(img: doug88888)
There's a lot of value in books that inspire you to reach for your dreams.
Many of us need that stuff.
I know I did.
Both Nick and I are fairly confident people but if we hadn't read books like "Think & Grow Rich", "The New Psycho-Cybernetics" or "The Greatest Salesman in the World" I'm not sure we would have figured out we were really masters of our own destiny.
I vividly recall reading some strange book titled, "Passion, Profit & Power" by Marshall Sylver and it had an amazing impact on me.
I began visualizing the life that I really wanted.
And I can't be certain but I believe it was that book that had me create my first vision board.
On that board I had a picture of Carol (my amazing wife) and my son holding a calendar with the date that she was supposed to go back to work from maternity leave circled on it.
We set a goal that she we would figure out how to pay our bills and have her be able to NOT go back to work on that date. The picture was of them was in our kitchen to symbolize them at home together when that date came.
And somehow we did it.
On that board I also put the most beautiful picture of an open air house in Hawaii that I had ever seen.
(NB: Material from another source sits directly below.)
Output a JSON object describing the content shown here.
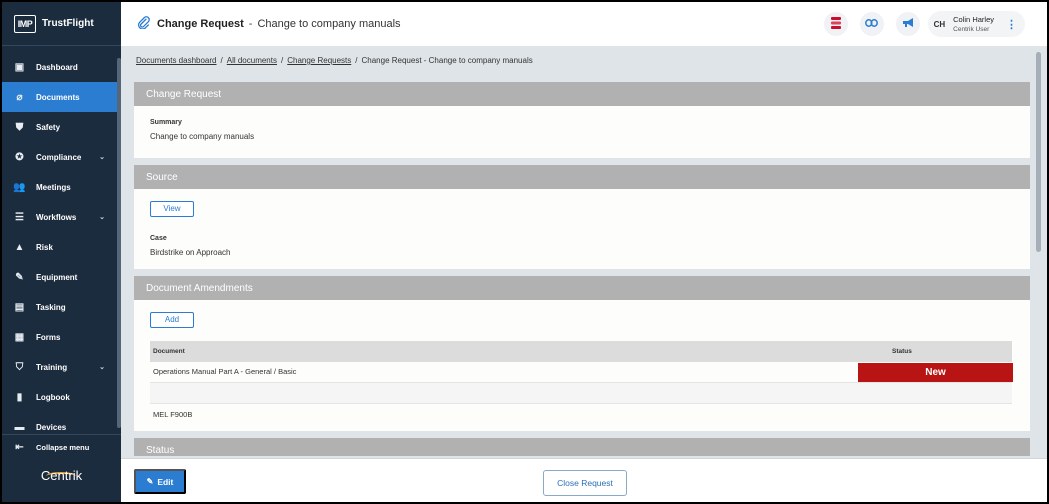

I've looked at that picture hundreds of times.
We currently don't own a house in Hawaii but somehow I secretly believe that one day we will.
I don't really have a system in place to get it and that brings us back on point...
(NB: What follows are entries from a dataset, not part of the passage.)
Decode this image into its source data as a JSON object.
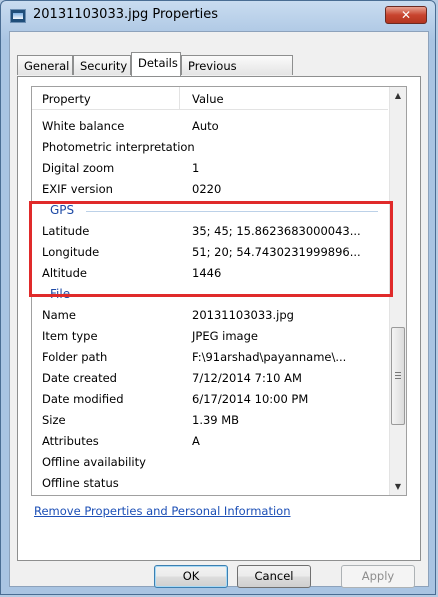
{
  "window": {
    "title": "20131103033.jpg Properties",
    "close_label": "✕"
  },
  "tabs": [
    {
      "label": "General"
    },
    {
      "label": "Security"
    },
    {
      "label": "Details"
    },
    {
      "label": "Previous Versions"
    }
  ],
  "list": {
    "header_property": "Property",
    "header_value": "Value",
    "rows_top": [
      {
        "p": "White balance",
        "v": "Auto"
      },
      {
        "p": "Photometric interpretation",
        "v": ""
      },
      {
        "p": "Digital zoom",
        "v": "1"
      },
      {
        "p": "EXIF version",
        "v": "0220"
      }
    ],
    "group_gps": "GPS",
    "rows_gps": [
      {
        "p": "Latitude",
        "v": "35; 45; 15.8623683000043..."
      },
      {
        "p": "Longitude",
        "v": "51; 20; 54.7430231999896..."
      },
      {
        "p": "Altitude",
        "v": "1446"
      }
    ],
    "group_file": "File",
    "rows_file": [
      {
        "p": "Name",
        "v": "20131103033.jpg"
      },
      {
        "p": "Item type",
        "v": "JPEG image"
      },
      {
        "p": "Folder path",
        "v": "F:\\91arshad\\payanname\\..."
      },
      {
        "p": "Date created",
        "v": "7/12/2014 7:10 AM"
      },
      {
        "p": "Date modified",
        "v": "6/17/2014 10:00 PM"
      },
      {
        "p": "Size",
        "v": "1.39 MB"
      },
      {
        "p": "Attributes",
        "v": "A"
      },
      {
        "p": "Offline availability",
        "v": ""
      },
      {
        "p": "Offline status",
        "v": ""
      }
    ]
  },
  "remove_link": "Remove Properties and Personal Information",
  "buttons": {
    "ok": "OK",
    "cancel": "Cancel",
    "apply": "Apply"
  },
  "colors": {
    "highlight": "#e02a2a",
    "group_label": "#1e4aa5",
    "link": "#1c4fb6"
  }
}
Those goal setting and "think big" books helped us both a lot.
And they gave us the courage to write down goals like, "Have $2 Million in positive cash flow from real estate in 3 years". (We don't have that by the way .. not yet anyway, LOL!)
But what those books didn't teach us was this:
The process of how to bring our goals to reality are more important than the goal itself.
For example,
Let's say from that goal I decide to get a rental property.
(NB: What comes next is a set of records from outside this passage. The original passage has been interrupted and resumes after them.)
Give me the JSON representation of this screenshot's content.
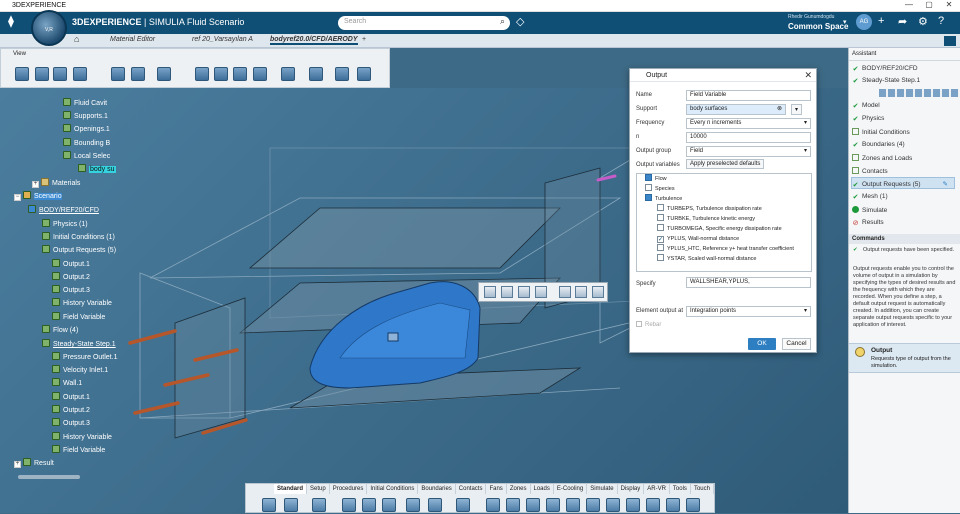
{
  "window": {
    "title": "3DEXPERIENCE",
    "controls": [
      "—",
      "▢",
      "✕"
    ]
  },
  "header": {
    "brand_bold": "3DEXPERIENCE",
    "brand_rest": " | SIMULIA Fluid Scenario",
    "compass_text": "V,R",
    "search_placeholder": "Search",
    "user_name": "Rhedir Gunumdogdu",
    "space": "Common Space",
    "avatar_initials": "AG"
  },
  "tabs": [
    {
      "label": "Material Editor"
    },
    {
      "label": "ref 20_Varsayılan A"
    },
    {
      "label": "bodyref20.0/CFD/AERODY"
    },
    {
      "label": "+"
    }
  ],
  "toolbar": {
    "label": "View"
  },
  "tree": [
    {
      "label": "Fluid Cavit"
    },
    {
      "label": "Supports.1"
    },
    {
      "label": "Openings.1"
    },
    {
      "label": "Bounding B"
    },
    {
      "label": "Local Selec"
    },
    {
      "label": "body su"
    },
    {
      "label": "Materials"
    },
    {
      "label": "Scenario"
    },
    {
      "label": "BODY/REF20/CFD"
    },
    {
      "label": "Physics (1)"
    },
    {
      "label": "Initial Conditions (1)"
    },
    {
      "label": "Output Requests (5)"
    },
    {
      "label": "Output.1"
    },
    {
      "label": "Output.2"
    },
    {
      "label": "Output.3"
    },
    {
      "label": "History Variable"
    },
    {
      "label": "Field Variable"
    },
    {
      "label": "Flow (4)"
    },
    {
      "label": "Steady-State Step.1"
    },
    {
      "label": "Pressure Outlet.1"
    },
    {
      "label": "Velocity Inlet.1"
    },
    {
      "label": "Wall.1"
    },
    {
      "label": "Output.1"
    },
    {
      "label": "Output.2"
    },
    {
      "label": "Output.3"
    },
    {
      "label": "History Variable"
    },
    {
      "label": "Field Variable"
    },
    {
      "label": "Result"
    }
  ],
  "dialog": {
    "title": "Output",
    "close": "✕",
    "name_label": "Name",
    "name_value": "Field Variable",
    "support_label": "Support",
    "support_value": "body surfaces",
    "frequency_label": "Frequency",
    "frequency_value": "Every n increments",
    "n_label": "n",
    "n_value": "10000",
    "group_label": "Output group",
    "group_value": "Field",
    "vars_label": "Output variables",
    "vars_button": "Apply preselected defaults",
    "variables": [
      {
        "label": "Flow",
        "checked": false,
        "category": true
      },
      {
        "label": "Species",
        "checked": false,
        "category": false
      },
      {
        "label": "Turbulence",
        "checked": false,
        "category": true
      },
      {
        "label": "TURBEPS, Turbulence dissipation rate",
        "checked": false,
        "category": false
      },
      {
        "label": "TURBKE, Turbulence kinetic energy",
        "checked": false,
        "category": false
      },
      {
        "label": "TURBOMEGA, Specific energy dissipation rate",
        "checked": false,
        "category": false
      },
      {
        "label": "YPLUS, Wall-normal distance",
        "checked": true,
        "category": false
      },
      {
        "label": "YPLUS_HTC, Reference y+ heat transfer coefficient",
        "checked": false,
        "category": false
      },
      {
        "label": "YSTAR, Scaled wall-normal distance",
        "checked": false,
        "category": false
      }
    ],
    "specify_label": "Specify",
    "specify_value": "WALLSHEAR,YPLUS,",
    "element_label": "Element output at",
    "element_value": "Integration points",
    "rebar_label": "Rebar",
    "ok": "OK",
    "cancel": "Cancel"
  },
  "assistant": {
    "title": "Assistant",
    "items": [
      {
        "label": "BODY/REF20/CFD"
      },
      {
        "label": "Steady-State Step.1"
      },
      {
        "label": "Model"
      },
      {
        "label": "Physics"
      },
      {
        "label": "Initial Conditions"
      },
      {
        "label": "Boundaries (4)"
      },
      {
        "label": "Zones and Loads"
      },
      {
        "label": "Contacts"
      },
      {
        "label": "Output Requests (5)"
      },
      {
        "label": "Mesh (1)"
      },
      {
        "label": "Simulate"
      },
      {
        "label": "Results"
      }
    ],
    "commands_title": "Commands",
    "cmd_status": "Output requests have been specified.",
    "cmd_help": "Output requests enable you to control the volume of output in a simulation by specifying the types of desired results and the frequency with which they are recorded. When you define a step, a default output request is automatically created. In addition, you can create separate output requests specific to your application of interest.",
    "output_title": "Output",
    "output_desc": "Requests type of output from the simulation."
  },
  "bottom_tabs": [
    "Standard",
    "Setup",
    "Procedures",
    "Initial Conditions",
    "Boundaries",
    "Contacts",
    "Fans",
    "Zones",
    "Loads",
    "E-Cooling",
    "Simulate",
    "Display",
    "AR-VR",
    "Tools",
    "Touch"
  ]
}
Where am I going to find them? What type? How much?
Who is going to help me?
Where is the money to buy it coming from?
How will I find more money to buy the next one?
How will I stay motivated when problems arise?
What is the process I'll use to deal with maintenance, sewage backups, vacant periods etc.?
How will I handle taxes?
How will I find tenants? Where will I advertise? What phone system will I use? Will I have a database to track leads or a piece of paper? How many times will I call my tenant leads back?
Without some of these questions answered and then activities booked into a calendar I've found that nothing happens.
The goal looks great but without the processes to accomplish them all laid out ... for me, nothing would actually occur.
Part of the reason we **think** we've been able to help so many investors get off the fence and actually begin investing is that we laid out a system for them. At Rock Star we've removed all the decisions and laid out an actual plan: the type of property, where, for how much, where to advertise, how much to charge in rent etc.
You follow X plan and you get Y results.
Done.
Searching for the system that will create your goals is more valuable than talking about your goals for the 10th time.
Same thing with business building.
For years I started various little websites that I thought would turn into businesses.
But until we did some hard math nothing happened.
Someone once explained business like this to us,
"Look you two, how much is it going to cost you to get a customer? And how much is that customer worth to you? Once you figure out those two numbers you'll be on your way."
BAM.
That was game changing.
It changed our context from "having a cool idea for a business" to "how the heck do we get a customer over and over again in a systematic way?"
And as Tony Robbins always says, we're paraphrasing here, "The quality of your life comes from the quality of the questions you ask yourself."
Asking the question, "How are we going to get a customer?" put us on a life-long educational journey in marketing.
It also got us thinking like this...
Where will we advertise? What will we say? How will we turn prospects into customers?
That process that we've now refined over eight years has generated millions and millions in revenues.
People look at Rock Star and think there's one thing we do that has created its success.
It's the million little things all together that have built-up over time that create its success.
Not the "idea".
Our process is literally worth millions of dollars.
The idea is worth 3 cents. (OMG, that made me laugh out loud).
Why are we rambling like this?
Because we're action oriented people and if somehow had challenged us earlier to come up with processes that would accomplish our ideas, in detail, it would have been helpful.
If somehow had shared the value of a system instead of the value of an idea earlier it would have been valuable.
Ideas are a dime a dozen.
A good process is a diamond.
Just yesterday someone mentioned an analogy that went something like this,
Just because a mechanic opens up his own garage ... if he keeps working on cars himself then he's not really a business owner ... he's still a mechanic.
Michael Gerber's E-Myth book series really drives this point home.
So if we were to go back 15 years and give ourselves advice it would be this:
Set big goals, HUGE goals, take over the world!
And right after you've done that hunt for the systems that will bring them to reality.
Without the systems behind them the ideas aren't very powerful.
Writing out those goals is only the first of hundreds of steps. Somehow that point wasn't obvious to us.
It is now.
The process of how to bring our goals to reality is more valuable to you than the goal itself.
Until next time ... Your Life! Your Terms!
Your right on. The best way to describe it is the "System is the Secret"
I going to work on my systems and get my business rocken.